La pregoressia però non è una categoria diagnostica autonoma poiché non rientra nel Manuale Diagnostico e Statistico dei Disturbi Mentali (DSM) pubblicato dall’American Psychiatric Association, il testo di riferimento usato da psicologi e psichiatri per identificare, diagnosticare e trattare disturbi mentali e problemi psicologici. “Il Manuale non viene aggiornato da alcuni anni, gli studi sulla pregoressia sono ancora pochi e i disagi manifestati dalle donne in gravidanza sono spesso sottostimati.” spiega Cavallini.


L’IMPATTO DEI SOCIAL MEDIA

Durante la gestazione, le donne attraversano cambiamento biologiciinevitabili legati al peso e al corpo, e subiscono la pressione sociale soprattutto guardando i social media, dove influencer promuovono standard sempre più irraggiungibili anche per quanto riguarda la gravidanza” continua Cavallini. Il racconto sulle piattaforme propone due modelli contrapposti: da un lato, personaggi famosi che tornano rapidamente alla forma fisica pre-gravidanza; dall’altro, persone che condividono esperienze difficili e complicazioni. “Questo può generare ansia e paura, soprattutto in donne già vulnerabili o con un DCA preesistente, aumentando il rischio di sviluppare

atteggiamenti problematici verso il corpo e l’alimentazione.” conclude la biologa.

La paura di aumentare di peso, il controllo ossessivo sulle forme, l tendenza a saltare i pasti, L’ossessione verso le calorie, i metodi di compensazione come lassativi o lo svolgimento di attività fisica eccessiva sono tutti segnali da non sottovalutare.


I PERICOLI DELLA PREGORESSIA

Un’alimentazione alterata può comportare diversi rischi durante e dopo la gravidanza.

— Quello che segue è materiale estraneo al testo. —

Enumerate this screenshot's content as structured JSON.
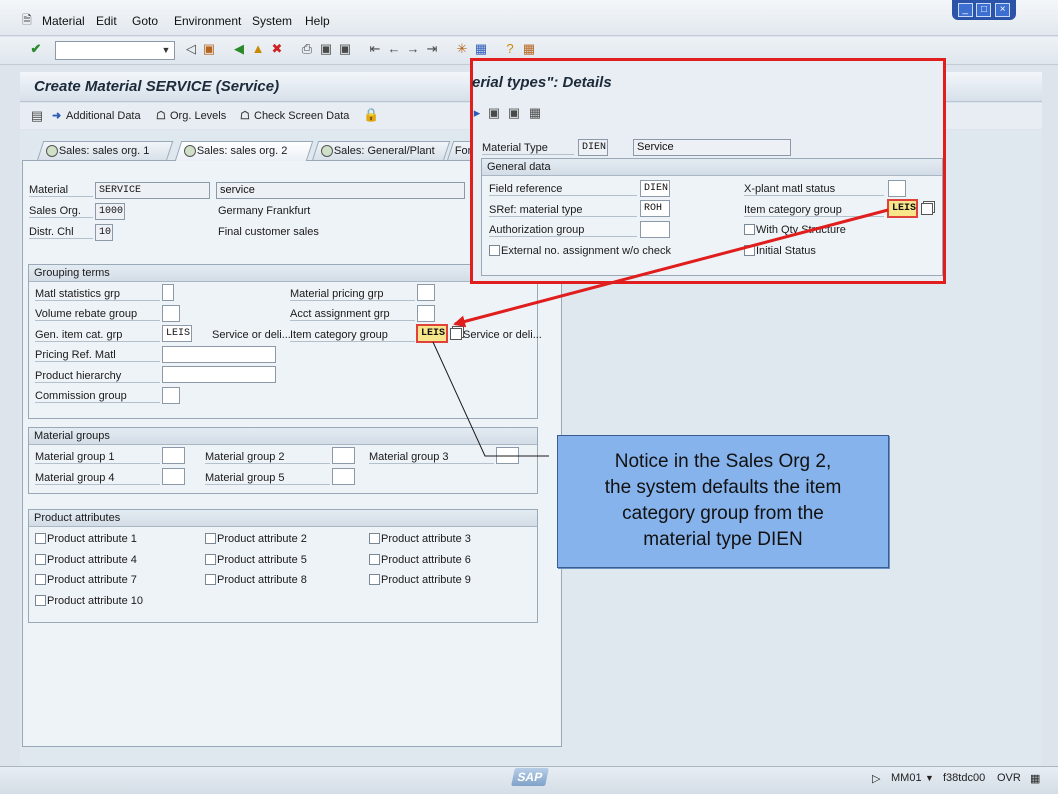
{
  "menu": {
    "items": [
      "Material",
      "Edit",
      "Goto",
      "Environment",
      "System",
      "Help"
    ]
  },
  "window_controls": [
    "_",
    "□",
    "×"
  ],
  "screen": {
    "title": "Create Material SERVICE (Service)",
    "toolbar": {
      "additional_data": "Additional Data",
      "org_levels": "Org. Levels",
      "check_screen_data": "Check Screen Data"
    },
    "tabs": [
      "Sales: sales org. 1",
      "Sales: sales org. 2",
      "Sales: General/Plant",
      "Fore"
    ],
    "header": {
      "material_label": "Material",
      "material_value": "SERVICE",
      "material_desc": "service",
      "sales_org_label": "Sales Org.",
      "sales_org_value": "1000",
      "sales_org_desc": "Germany Frankfurt",
      "distr_chl_label": "Distr. Chl",
      "distr_chl_value": "10",
      "distr_chl_desc": "Final customer sales"
    },
    "grouping_terms": {
      "title": "Grouping terms",
      "matl_statistics_grp": "Matl statistics grp",
      "volume_rebate_group": "Volume rebate group",
      "gen_item_cat_grp": "Gen. item cat. grp",
      "gen_item_cat_value": "LEIS",
      "gen_item_cat_desc": "Service or deli...",
      "pricing_ref_matl": "Pricing Ref. Matl",
      "product_hierarchy": "Product hierarchy",
      "commission_group": "Commission group",
      "material_pricing_grp": "Material pricing grp",
      "acct_assignment_grp": "Acct assignment grp",
      "item_category_group": "Item category group",
      "item_category_value": "LEIS",
      "item_category_desc": "Service or deli..."
    },
    "material_groups": {
      "title": "Material groups",
      "mg1": "Material group 1",
      "mg2": "Material group 2",
      "mg3": "Material group 3",
      "mg4": "Material group 4",
      "mg5": "Material group 5"
    },
    "product_attributes": {
      "title": "Product attributes",
      "items": [
        "Product attribute 1",
        "Product attribute 2",
        "Product attribute 3",
        "Product attribute 4",
        "Product attribute 5",
        "Product attribute 6",
        "Product attribute 7",
        "Product attribute 8",
        "Product attribute 9",
        "Product attribute 10"
      ]
    }
  },
  "popup": {
    "title": "erial types\": Details",
    "material_type_label": "Material Type",
    "material_type_value": "DIEN",
    "material_type_desc": "Service",
    "general_data_title": "General data",
    "field_reference_label": "Field reference",
    "field_reference_value": "DIEN",
    "sref_label": "SRef: material type",
    "sref_value": "ROH",
    "auth_group_label": "Authorization group",
    "external_no_label": "External no. assignment w/o check",
    "xplant_label": "X-plant matl status",
    "item_cat_label": "Item category group",
    "item_cat_value": "LEIS",
    "with_qty_label": "With Qty Structure",
    "initial_status_label": "Initial Status"
  },
  "callout": {
    "line1": "Notice in the Sales Org 2,",
    "line2": "the system defaults the item",
    "line3": "category group from the",
    "line4": "material type DIEN"
  },
  "statusbar": {
    "logo": "SAP",
    "transaction": "MM01",
    "server": "f38tdc00",
    "mode": "OVR"
  },
  "colors": {
    "highlight_border": "#e01e1e",
    "field_highlight": "#f7e78a",
    "callout_bg": "#86b3ec"
  }
}
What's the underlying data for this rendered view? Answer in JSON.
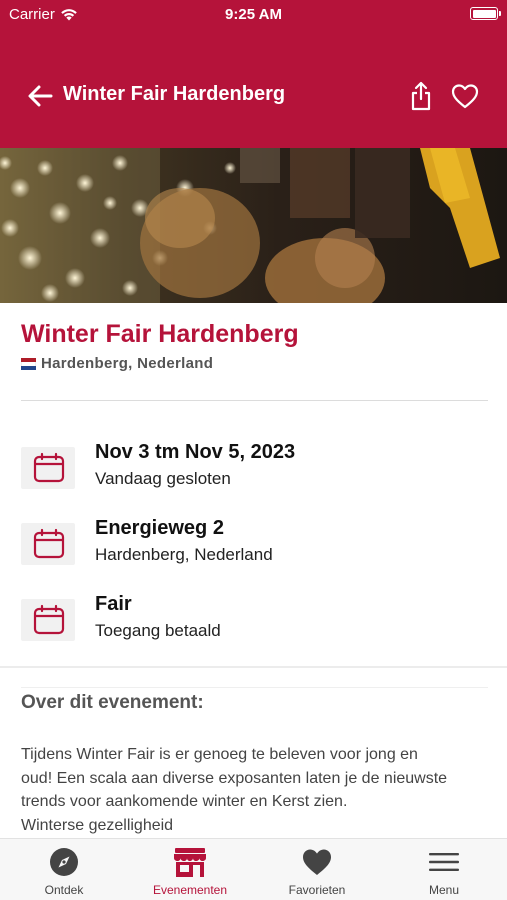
{
  "status_bar": {
    "carrier": "Carrier",
    "time": "9:25 AM"
  },
  "nav": {
    "title": "Winter Fair Hardenberg"
  },
  "event": {
    "title": "Winter Fair Hardenberg",
    "location": "Hardenberg, Nederland"
  },
  "info_rows": [
    {
      "main": "Nov 3 tm Nov 5, 2023",
      "sub": "Vandaag gesloten"
    },
    {
      "main": "Energieweg 2",
      "sub": "Hardenberg, Nederland"
    },
    {
      "main": "Fair",
      "sub": "Toegang betaald"
    }
  ],
  "about": {
    "title": "Over dit evenement:",
    "lines": [
      "Tijdens Winter Fair is er genoeg te beleven voor jong en",
      "oud! Een scala aan diverse exposanten laten je de nieuwste",
      "trends voor aankomende winter en Kerst zien.",
      "Winterse gezelligheid"
    ]
  },
  "tabs": [
    {
      "label": "Ontdek",
      "icon": "compass-icon",
      "active": false
    },
    {
      "label": "Evenementen",
      "icon": "store-icon",
      "active": true
    },
    {
      "label": "Favorieten",
      "icon": "heart-icon",
      "active": false
    },
    {
      "label": "Menu",
      "icon": "hamburger-menu-icon",
      "active": false
    }
  ],
  "colors": {
    "brand": "#b5133a",
    "tab_inactive": "#444444"
  }
}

Per la madre possono esserci carenze nutrizionali (es. calcio e ferro) con conseguenti osteopenia o anemia; complicazioni ostetriche (parto prematuro, aborto spontaneo, difficoltà durante il parto) e difficoltà nell’allattamento.

Dopo il parto potrebbero manifestarsi anche conseguenze psicologiche come un senso di distacco, noncuranza nei confronti del bambino/a e, nei casi più gravi, depressione post partum.

Anche il feto risente dell’alimentazione alterata. “Le conseguenze più documentate sono il basso peso alla nascita, il ritardo di crescita intrauterina, la compromissione dello sviluppo neurologico o un aumentato rischio di mortalità perinatale. Anche l’allattamento può essere compromesso visto che è l’unica fonte di nutrimento del bambino. In alcuni casi la produzione stessa di latte non è sufficiente.” afferma la biologa.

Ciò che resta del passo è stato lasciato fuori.